Une preuve obtenue en violation du RGPD n’est pas forcément écartée

C’est en effet ce qu’a rappelé la Cour du travail de Liège dans un arrêt du 28 septembre 2022 à propos de l’utilisation d’un système de badge qui était initialement destiné à enregistrer le temps de travail des travailleurs mais qui l’a également été dans le but de pouvoir vérifier, en cas de suspicion de fraude, les heures d’accès au bâtiment de production.

Cette finalité supplémentaire de vérification n’avait pas été communiquée aux travailleurs.

Dès lors, même si la Cour du travail a considéré qu’il s’agissait là d’une finalité légitime pour laquelle il n’était d’ailleurs pas nécessaire pour l’employeur d’obtenir le consentement des travailleurs concernés, toutes les conditions du Règlement Général européen sur la Protection des Données (RGPD) applicables à ce traitement de données à caractère personnel n’avaient pas été respectées.

Cela n’empêche toutefois pas l’application de la jurisprudence dite Antigone, laquelle désigne une série de décisions rendues par la Cour de cassation en conséquence desquelles une preuve qui aurait été irrégulièrement obtenue ne sera écartée que si (i) la loi prescrit expressément le respect des formalités nécessaires sous peine de nullité, (ii) si l’obtention de cette preuve porte atteinte à sa fiabilité, ou (iii) si celle-ci compromet le droit à un procès équitable. 

Dans un premier temps, certaines juridictions avaient contesté l’application de cette jurisprudence en matière civile, et plus particulièrement en droit du travail.

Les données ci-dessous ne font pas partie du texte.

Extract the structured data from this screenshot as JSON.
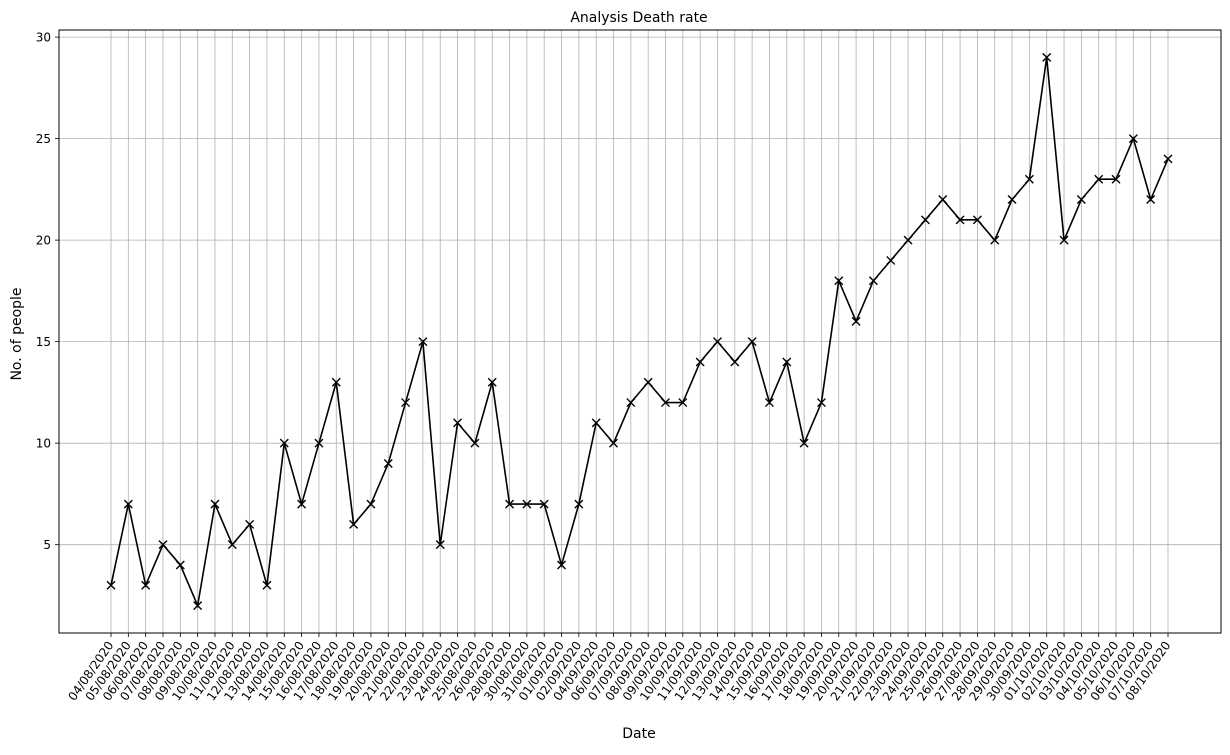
{
  "chart_data": {
    "type": "line",
    "title": "Analysis Death rate",
    "xlabel": "Date",
    "ylabel": "No. of people",
    "ylim": [
      0.65,
      30.35
    ],
    "yticks": [
      5,
      10,
      15,
      20,
      25,
      30
    ],
    "grid": true,
    "marker": "x",
    "line_color": "#000000",
    "grid_color": "#b0b0b0",
    "categories": [
      "04/08/2020",
      "05/08/2020",
      "06/08/2020",
      "07/08/2020",
      "08/08/2020",
      "09/08/2020",
      "10/08/2020",
      "11/08/2020",
      "12/08/2020",
      "13/08/2020",
      "14/08/2020",
      "15/08/2020",
      "16/08/2020",
      "17/08/2020",
      "18/08/2020",
      "19/08/2020",
      "20/08/2020",
      "21/08/2020",
      "22/08/2020",
      "23/08/2020",
      "24/08/2020",
      "25/08/2020",
      "26/08/2020",
      "28/08/2020",
      "30/08/2020",
      "31/08/2020",
      "01/09/2020",
      "02/09/2020",
      "04/09/2020",
      "06/09/2020",
      "07/09/2020",
      "08/09/2020",
      "09/09/2020",
      "10/09/2020",
      "11/09/2020",
      "12/09/2020",
      "13/09/2020",
      "14/09/2020",
      "15/09/2020",
      "16/09/2020",
      "17/09/2020",
      "18/09/2020",
      "19/09/2020",
      "20/09/2020",
      "21/09/2020",
      "22/09/2020",
      "23/09/2020",
      "24/09/2020",
      "25/09/2020",
      "26/09/2020",
      "27/08/2020",
      "28/09/2020",
      "29/09/2020",
      "30/09/2020",
      "01/10/2020",
      "02/10/2020",
      "03/10/2020",
      "04/10/2020",
      "05/10/2020",
      "06/10/2020",
      "07/10/2020",
      "08/10/2020"
    ],
    "values": [
      3,
      7,
      3,
      5,
      4,
      2,
      7,
      5,
      6,
      3,
      10,
      7,
      10,
      13,
      6,
      7,
      9,
      12,
      15,
      5,
      11,
      10,
      13,
      7,
      7,
      7,
      4,
      7,
      11,
      10,
      12,
      13,
      12,
      12,
      14,
      15,
      14,
      15,
      12,
      14,
      10,
      12,
      18,
      16,
      18,
      19,
      20,
      21,
      22,
      21,
      21,
      20,
      22,
      23,
      29,
      20,
      22,
      23,
      23,
      25,
      22,
      24
    ]
  }
}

La Cour de cassation mit fin à cette controverse dans son arrêt du 14 juin 2021.

Dans le cas d’espèce qui lui était soumis, la Cour de travail de Liège a, sur cette base, considéré que la fiabilité de la preuve n’était pas entamée par les irrégularités constatées, et que le droit au procès équitable du travailleur avait été respecté : ce dernier avait en effet été informé par l’employeur de l’utilisation de ce système de badge pour enregistrer le temps de travail des travailleurs, et l’employeur l’avait averti qu’il utiliserait les moyens techniques à sa disposition pour contrôler le respect du pointage et celui des heures de pause durant l’horaire défini. En outre, le travailleur a pu porter le litige devant les juridictions du travail et débattre de la loyauté des éléments de preuve.

Qu’en retenir ?

Il importe évidemment de respecter les règles applicables, et notamment le RGPD en cas de « traitement » (entendu au sens large) de données à caractère personnel. En pratique toutefois, il arrive que, pour divers motifs, certaines dispositions soient méconnues, ce qui peut alors poser question lorsqu’on s’appuie sur des éléments de preuve qui auraient ainsi été « irrégulièrement » obtenus. Un cas n’est pas l’autre mais, en fonction des circonstances d’espèce, il demeure possible de pouvoir s’en prévaloir.